The Digital Collegian - Published independently by students at Penn State
NEWS
[ Wednesday, Nov. 5, 2003 ]

Woman falls from 7th floor window

Collegian Staff Writer

A 27-year-old Penn State staff assistant and graduate student fell from a seventh-floor hallway window yesterday at Calder Commons, 520 E. Calder Way.

The State College Police Department said the woman, who landed on the second-floor roof of the building's lobby, had left written information saying she intended to commit suicide.

Police did not release the name of the woman yesterday, but The Daily Collegian was able to identify her as a Penn State employee.

Due to the nature of the incident, the Collegian is withholding the woman's name from this report.

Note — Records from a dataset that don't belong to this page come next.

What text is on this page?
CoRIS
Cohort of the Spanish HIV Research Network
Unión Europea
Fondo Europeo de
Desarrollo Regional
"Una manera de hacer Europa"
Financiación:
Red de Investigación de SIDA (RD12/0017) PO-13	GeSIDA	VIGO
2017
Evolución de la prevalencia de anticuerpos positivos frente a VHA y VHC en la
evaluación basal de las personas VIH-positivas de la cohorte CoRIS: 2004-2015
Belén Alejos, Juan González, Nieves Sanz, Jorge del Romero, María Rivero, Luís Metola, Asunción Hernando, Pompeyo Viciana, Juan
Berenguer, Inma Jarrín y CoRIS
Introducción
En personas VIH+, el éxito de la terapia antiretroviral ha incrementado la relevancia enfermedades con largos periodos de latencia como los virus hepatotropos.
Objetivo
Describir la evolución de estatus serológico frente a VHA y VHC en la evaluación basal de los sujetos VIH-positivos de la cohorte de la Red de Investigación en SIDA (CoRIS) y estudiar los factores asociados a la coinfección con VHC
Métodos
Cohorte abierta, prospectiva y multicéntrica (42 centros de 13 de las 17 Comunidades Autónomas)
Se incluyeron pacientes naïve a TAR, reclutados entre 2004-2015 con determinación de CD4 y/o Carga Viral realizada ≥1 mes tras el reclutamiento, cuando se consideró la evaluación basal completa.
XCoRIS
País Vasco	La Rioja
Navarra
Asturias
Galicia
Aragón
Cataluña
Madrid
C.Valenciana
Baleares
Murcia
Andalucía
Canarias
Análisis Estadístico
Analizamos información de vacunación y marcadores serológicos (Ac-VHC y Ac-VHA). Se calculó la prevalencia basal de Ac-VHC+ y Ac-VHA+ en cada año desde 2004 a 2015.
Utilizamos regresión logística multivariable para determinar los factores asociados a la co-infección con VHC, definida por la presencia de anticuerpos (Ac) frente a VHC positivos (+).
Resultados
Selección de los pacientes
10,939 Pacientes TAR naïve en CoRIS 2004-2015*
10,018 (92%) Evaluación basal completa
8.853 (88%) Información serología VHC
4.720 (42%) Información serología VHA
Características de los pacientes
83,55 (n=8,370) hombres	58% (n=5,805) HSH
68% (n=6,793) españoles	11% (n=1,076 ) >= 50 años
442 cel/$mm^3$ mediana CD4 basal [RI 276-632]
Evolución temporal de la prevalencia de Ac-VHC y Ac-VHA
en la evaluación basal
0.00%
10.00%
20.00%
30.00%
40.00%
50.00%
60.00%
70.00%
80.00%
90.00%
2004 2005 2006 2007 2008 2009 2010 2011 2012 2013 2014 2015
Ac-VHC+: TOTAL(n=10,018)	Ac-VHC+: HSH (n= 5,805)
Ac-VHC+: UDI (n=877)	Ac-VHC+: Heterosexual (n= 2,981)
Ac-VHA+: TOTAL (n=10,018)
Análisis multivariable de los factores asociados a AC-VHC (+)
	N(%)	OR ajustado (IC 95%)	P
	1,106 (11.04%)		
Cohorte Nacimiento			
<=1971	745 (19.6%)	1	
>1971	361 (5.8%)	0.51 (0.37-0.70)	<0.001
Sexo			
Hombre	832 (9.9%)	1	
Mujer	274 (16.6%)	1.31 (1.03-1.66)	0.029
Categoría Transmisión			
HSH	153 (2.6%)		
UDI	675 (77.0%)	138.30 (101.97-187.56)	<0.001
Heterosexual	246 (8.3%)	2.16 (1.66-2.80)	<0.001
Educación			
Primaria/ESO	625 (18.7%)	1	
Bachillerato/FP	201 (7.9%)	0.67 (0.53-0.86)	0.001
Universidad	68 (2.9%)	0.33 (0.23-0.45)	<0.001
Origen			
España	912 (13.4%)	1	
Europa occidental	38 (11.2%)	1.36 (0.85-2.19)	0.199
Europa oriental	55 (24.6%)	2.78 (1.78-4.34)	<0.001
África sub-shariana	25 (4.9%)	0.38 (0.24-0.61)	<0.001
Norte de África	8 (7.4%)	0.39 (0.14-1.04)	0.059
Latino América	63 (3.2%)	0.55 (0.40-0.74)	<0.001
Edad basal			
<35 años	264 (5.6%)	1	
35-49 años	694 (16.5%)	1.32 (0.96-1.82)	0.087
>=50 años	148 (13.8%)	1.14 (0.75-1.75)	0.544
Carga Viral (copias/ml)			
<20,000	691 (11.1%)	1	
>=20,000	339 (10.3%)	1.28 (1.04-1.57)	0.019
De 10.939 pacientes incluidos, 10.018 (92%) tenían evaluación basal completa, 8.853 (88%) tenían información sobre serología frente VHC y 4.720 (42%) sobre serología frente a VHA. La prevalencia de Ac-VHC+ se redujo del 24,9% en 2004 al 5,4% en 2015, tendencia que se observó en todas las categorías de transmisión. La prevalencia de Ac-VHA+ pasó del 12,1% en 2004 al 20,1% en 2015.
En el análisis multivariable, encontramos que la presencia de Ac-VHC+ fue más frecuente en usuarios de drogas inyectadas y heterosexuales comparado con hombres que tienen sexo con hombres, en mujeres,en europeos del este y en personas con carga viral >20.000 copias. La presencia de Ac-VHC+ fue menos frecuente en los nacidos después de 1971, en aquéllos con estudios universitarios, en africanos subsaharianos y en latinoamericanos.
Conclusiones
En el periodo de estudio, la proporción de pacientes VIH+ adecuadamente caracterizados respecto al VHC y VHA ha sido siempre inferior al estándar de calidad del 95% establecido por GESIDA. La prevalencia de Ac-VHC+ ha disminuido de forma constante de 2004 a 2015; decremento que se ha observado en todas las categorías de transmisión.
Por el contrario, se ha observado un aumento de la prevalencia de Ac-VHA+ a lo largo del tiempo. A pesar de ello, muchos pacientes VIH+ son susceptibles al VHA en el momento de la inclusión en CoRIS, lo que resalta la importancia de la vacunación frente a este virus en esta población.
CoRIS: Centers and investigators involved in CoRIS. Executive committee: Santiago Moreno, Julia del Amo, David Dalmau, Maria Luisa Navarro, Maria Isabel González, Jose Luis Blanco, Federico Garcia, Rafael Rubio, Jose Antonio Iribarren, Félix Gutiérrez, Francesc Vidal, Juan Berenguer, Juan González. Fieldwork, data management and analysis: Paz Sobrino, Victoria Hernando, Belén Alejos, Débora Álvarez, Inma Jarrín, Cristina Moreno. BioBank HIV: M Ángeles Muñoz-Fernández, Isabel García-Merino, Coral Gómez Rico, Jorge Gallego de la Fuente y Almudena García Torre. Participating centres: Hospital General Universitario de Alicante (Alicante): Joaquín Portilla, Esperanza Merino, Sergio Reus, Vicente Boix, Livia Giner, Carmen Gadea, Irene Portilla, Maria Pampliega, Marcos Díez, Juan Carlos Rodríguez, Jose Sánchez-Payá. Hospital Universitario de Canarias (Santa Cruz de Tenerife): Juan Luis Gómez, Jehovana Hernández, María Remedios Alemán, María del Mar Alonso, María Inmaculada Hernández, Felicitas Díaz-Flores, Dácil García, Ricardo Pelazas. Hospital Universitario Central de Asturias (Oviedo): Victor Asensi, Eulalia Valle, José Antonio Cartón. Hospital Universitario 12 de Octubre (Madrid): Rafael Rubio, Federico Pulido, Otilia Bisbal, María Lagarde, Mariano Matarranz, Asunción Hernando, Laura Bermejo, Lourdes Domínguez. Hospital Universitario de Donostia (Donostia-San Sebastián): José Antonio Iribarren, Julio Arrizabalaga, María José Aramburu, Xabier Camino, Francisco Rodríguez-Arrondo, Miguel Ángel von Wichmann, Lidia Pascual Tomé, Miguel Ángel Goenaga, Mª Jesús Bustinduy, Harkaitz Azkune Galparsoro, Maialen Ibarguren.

Police believe the female State College resident either climbed or jumped from the window about 10 minutes before a staff member working building maintenance saw her and called police at 10:03 a.m., Lt. Diane Conrad said.

Police said the woman, who is not a resident of Calder Commons, had been at work before she entered the building and forcibly removed a seventh-floor window.

The Alpha Fire Co., Alpha Community Ambulance Service, Centre Community Hospital medics and police responded to the incident shortly after it was reported.

The fire company removed her from the second-floor roof with a fire truck ladder, Alpha Fire Chief Stan Clouser said.

She was first transported to Centre Community Hospital with serious injuries.

PHOTO: Julee Jarrett
PHOTO: Julee Jarrett
Calder Commons, 520 E. Calder Way, was the site of a suicide attempt.

She was later flown by helicopter to Geisinger Medical Center in Danville, Sgt. Duane Musser said.

By 6:45 p.m., she was in a Geisinger operating room in serious condition, a hospital spokeswoman said.

Derick Lengemann, a Penn State student who lives on Calder Commons' seventh floor, said he was leaving for class at about 9:45 a.m. when he noticed a windowpane was pulled from its frame near the building's elevators. Glass that had been broken from the frame was scattered in

the hallway, and the window's screen was missing, he said.

Lengemann said he thought the damage was the result of vandalism at the time, and emergency personnel were not outside the building when he left.

By the afternoon, a wooden board secured by screws stood in place of the window. Stones on top of the second-floor roof were scattered and covered in blood where the woman had fallen. Bloody handprints were on a wall outside a second-floor window.

Many residents of Calder Commons, which houses mostly undergraduate students, were aware of the suicide attempt, but few knew specific details.

Calder Commons employees declined to comment about the incident.